Unclear meaning of the Public Security Exception
The Non-Personal Data Regulation does not provide a definition or criteria for the concept of “public security” – it only mentions in its recitals that the concept of “public security” within the meaning of Art 52 TFEU and as interpreted by the European Court of Justice, covers both the internal and external security of a Member State, as well as issues of public safety in order to facilitate the investigation, detection and prosecution of criminal offences. Exceptions based on “public security” require the existence of a sufficiently serious threat affecting one of the fundamental interests of society, such as public services, survival of the population, the risk of serious disturbance to foreign relations, or a risk to military interests. For example, “public security” would cover state records classified information, such as military and defence, state of emergency plans.
Data Localisation Requirements based on the Public Security Exception must comply also with the principle of proportionality, which, by today’s standards as set out by the European Court of Justice, means that the measure: (i) is suitable to promote the objective of public security; (ii) is adequate in a sense that there is no other measure less restrictive from the point of view of free movement that is capable of achieving the same objective; and (iii) the positive effect of this measure on public security has to be balanced with the negative effect on the international market.
Data availability for competent authorities
Free flow of Non-personal Data Regulation will not affect the powers of competent authorities to request or obtain data or information performing their official duties in accordance with the national or the EU law. As such, the Non-personal Data Regulation provides that access to data by competent authorities may not be refused by data owners or processors on the basis that the data are processed in another Member State, and allows Member States to impose effective, proportionate and dissuasive penalties for failure to comply with this obligation to provide data.

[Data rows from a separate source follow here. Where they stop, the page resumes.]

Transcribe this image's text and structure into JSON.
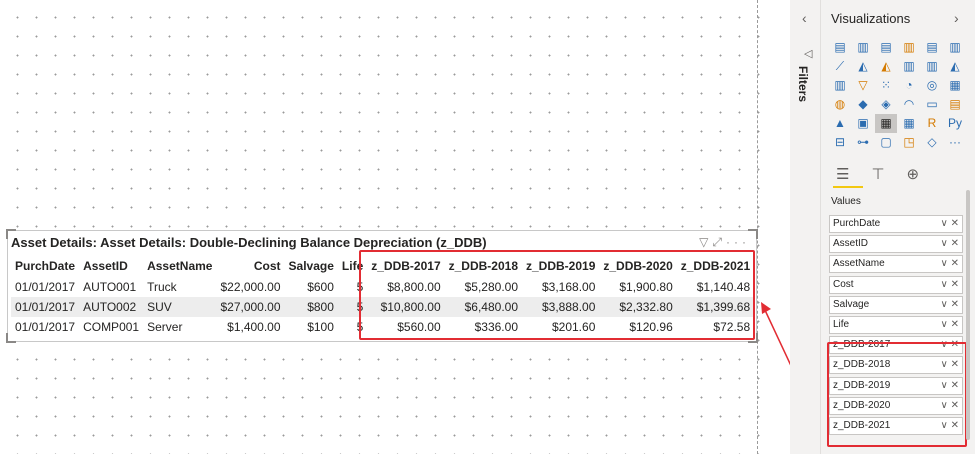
{
  "visual": {
    "title": "Asset Details: Asset Details: Double-Declining Balance Depreciation (z_DDB)",
    "header_icons": [
      "filter-icon",
      "focus-mode-icon",
      "more-options-icon"
    ],
    "columns": [
      "PurchDate",
      "AssetID",
      "AssetName",
      "Cost",
      "Salvage",
      "Life",
      "z_DDB-2017",
      "z_DDB-2018",
      "z_DDB-2019",
      "z_DDB-2020",
      "z_DDB-2021"
    ],
    "rows": [
      [
        "01/01/2017",
        "AUTO001",
        "Truck",
        "$22,000.00",
        "$600",
        "5",
        "$8,800.00",
        "$5,280.00",
        "$3,168.00",
        "$1,900.80",
        "$1,140.48"
      ],
      [
        "01/01/2017",
        "AUTO002",
        "SUV",
        "$27,000.00",
        "$800",
        "5",
        "$10,800.00",
        "$6,480.00",
        "$3,888.00",
        "$2,332.80",
        "$1,399.68"
      ],
      [
        "01/01/2017",
        "COMP001",
        "Server",
        "$1,400.00",
        "$100",
        "5",
        "$560.00",
        "$336.00",
        "$201.60",
        "$120.96",
        "$72.58"
      ]
    ]
  },
  "filters_pane": {
    "label": "Filters"
  },
  "viz_pane": {
    "title": "Visualizations",
    "values_label": "Values",
    "fields": [
      "PurchDate",
      "AssetID",
      "AssetName",
      "Cost",
      "Salvage",
      "Life",
      "z_DDB-2017",
      "z_DDB-2018",
      "z_DDB-2019",
      "z_DDB-2020",
      "z_DDB-2021"
    ],
    "visual_icons": [
      "stacked-bar-icon",
      "stacked-column-icon",
      "clustered-bar-icon",
      "clustered-column-icon",
      "100-bar-icon",
      "100-column-icon",
      "line-chart-icon",
      "area-chart-icon",
      "stacked-area-icon",
      "line-column-icon",
      "line-clustered-icon",
      "ribbon-chart-icon",
      "waterfall-icon",
      "funnel-icon",
      "scatter-icon",
      "pie-icon",
      "donut-icon",
      "treemap-icon",
      "map-icon",
      "filled-map-icon",
      "shape-map-icon",
      "gauge-icon",
      "card-icon",
      "multi-row-card-icon",
      "kpi-icon",
      "slicer-icon",
      "table-icon",
      "matrix-icon",
      "r-visual-icon",
      "python-visual-icon",
      "key-influencers-icon",
      "decomposition-tree-icon",
      "qa-icon",
      "smart-narrative-icon",
      "diamond-icon",
      "more-icon"
    ],
    "python_glyph": "Py",
    "r_glyph": "R",
    "more_glyph": "···"
  },
  "colors": {
    "highlight": "#e22c33",
    "accent": "#f2c811",
    "icon_blue": "#2b6cb0"
  }
}
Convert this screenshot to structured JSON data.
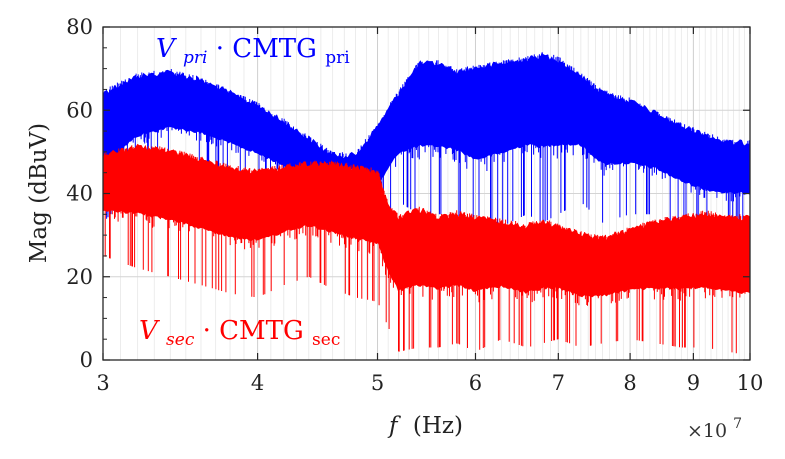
{
  "chart_data": {
    "type": "line",
    "x_scale": "log",
    "xlim": [
      30000000,
      100000000
    ],
    "ylim": [
      0,
      80
    ],
    "xlabel_symbol": "f",
    "xlabel_unit": "(Hz)",
    "ylabel": "Mag (dBuV)",
    "x_multiplier": "×10",
    "x_multiplier_exp": "7",
    "x_ticks": [
      3,
      4,
      5,
      6,
      7,
      8,
      9,
      10
    ],
    "y_ticks": [
      0,
      20,
      40,
      60,
      80
    ],
    "grid": true,
    "series": [
      {
        "label_base": "V",
        "label_sub": "pri",
        "label_tail": " · CMTG",
        "label_tail_sub": "pri",
        "color": "#0000ff",
        "x": [
          30000000,
          32000000,
          34000000,
          36000000,
          38000000,
          40000000,
          42000000,
          44000000,
          46000000,
          48000000,
          50000000,
          52000000,
          54000000,
          56000000,
          58000000,
          60000000,
          63000000,
          66000000,
          68000000,
          70000000,
          73000000,
          76000000,
          80000000,
          84000000,
          88000000,
          92000000,
          96000000,
          100000000
        ],
        "upper": [
          65,
          69,
          70,
          68,
          65,
          62,
          58,
          54,
          50,
          50,
          57,
          65,
          72,
          72,
          70,
          71,
          72,
          73,
          74,
          73,
          69,
          65,
          63,
          60,
          57,
          55,
          53,
          53
        ],
        "lower": [
          33,
          42,
          45,
          44,
          42,
          40,
          38,
          38,
          40,
          43,
          30,
          38,
          35,
          35,
          35,
          30,
          32,
          35,
          33,
          35,
          38,
          33,
          35,
          35,
          32,
          30,
          30,
          30
        ]
      },
      {
        "label_base": "V",
        "label_sub": "sec",
        "label_tail": " · CMTG",
        "label_tail_sub": "sec",
        "color": "#ff0000",
        "x": [
          30000000,
          32000000,
          34000000,
          36000000,
          38000000,
          40000000,
          42000000,
          44000000,
          46000000,
          48000000,
          50000000,
          51000000,
          52000000,
          54000000,
          56000000,
          58000000,
          60000000,
          63000000,
          66000000,
          68000000,
          70000000,
          73000000,
          76000000,
          80000000,
          84000000,
          88000000,
          92000000,
          96000000,
          100000000
        ],
        "upper": [
          50,
          52,
          51,
          49,
          47,
          46,
          47,
          48,
          48,
          47,
          46,
          38,
          35,
          37,
          35,
          36,
          35,
          34,
          33,
          34,
          33,
          31,
          30,
          32,
          34,
          35,
          36,
          35,
          35
        ],
        "lower": [
          25,
          22,
          20,
          18,
          16,
          15,
          18,
          20,
          17,
          15,
          14,
          8,
          2,
          3,
          3,
          4,
          2,
          5,
          3,
          4,
          5,
          3,
          4,
          5,
          4,
          3,
          3,
          2,
          1
        ]
      }
    ]
  }
}
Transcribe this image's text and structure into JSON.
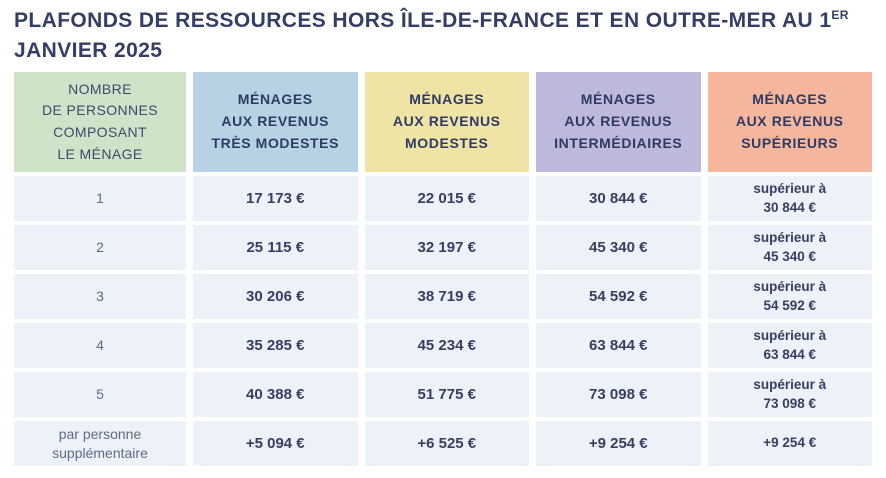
{
  "title": {
    "line1": "PLAFONDS DE RESSOURCES HORS ÎLE-DE-FRANCE ET EN OUTRE-MER AU 1",
    "sup": "ER",
    "line2": "JANVIER 2025"
  },
  "colors": {
    "title_text": "#333e66",
    "header_green": "#cfe3c8",
    "header_blue": "#b7d3e3",
    "header_yellow": "#f0e3a6",
    "header_purple": "#bcb9dc",
    "header_salmon": "#f4b79d",
    "data_cell_bg": "#edf2f8",
    "value_text": "#353e63",
    "label_text": "#5d6b87"
  },
  "table": {
    "columns": [
      {
        "label": "NOMBRE\nDE PERSONNES\nCOMPOSANT\nLE MÉNAGE",
        "color": "#cfe3c8"
      },
      {
        "label": "MÉNAGES\nAUX REVENUS\nTRÈS MODESTES",
        "color": "#b7d3e3"
      },
      {
        "label": "MÉNAGES\nAUX REVENUS\nMODESTES",
        "color": "#f0e3a6"
      },
      {
        "label": "MÉNAGES\nAUX REVENUS\nINTERMÉDIAIRES",
        "color": "#bcb9dc"
      },
      {
        "label": "MÉNAGES\nAUX REVENUS\nSUPÉRIEURS",
        "color": "#f4b79d"
      }
    ],
    "rows": [
      {
        "label": "1",
        "values": [
          "17 173 €",
          "22 015 €",
          "30 844 €",
          "supérieur à\n30 844 €"
        ]
      },
      {
        "label": "2",
        "values": [
          "25 115 €",
          "32 197 €",
          "45 340 €",
          "supérieur à\n45 340 €"
        ]
      },
      {
        "label": "3",
        "values": [
          "30 206 €",
          "38 719 €",
          "54 592 €",
          "supérieur à\n54 592 €"
        ]
      },
      {
        "label": "4",
        "values": [
          "35 285 €",
          "45 234 €",
          "63 844 €",
          "supérieur à\n63 844 €"
        ]
      },
      {
        "label": "5",
        "values": [
          "40 388 €",
          "51 775 €",
          "73 098 €",
          "supérieur à\n73 098 €"
        ]
      },
      {
        "label": "par personne\nsupplémentaire",
        "values": [
          "+5 094 €",
          "+6 525 €",
          "+9 254 €",
          "+9 254 €"
        ]
      }
    ]
  }
}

The Commission will publish informative guidance on the interaction of the Non-personal Data Regulation with the General Data Protection Regulation 2016/679, especially as regards data sets composed of both personal and non-personal data.
At national level, it is expected that each Member State will carry out a revision process of all its Data Localisation Requirements and will adopt necessary legal provisions to implement and comply with the Non-personal Data Regulation – so far, no such measures have been taken or announced in Romania.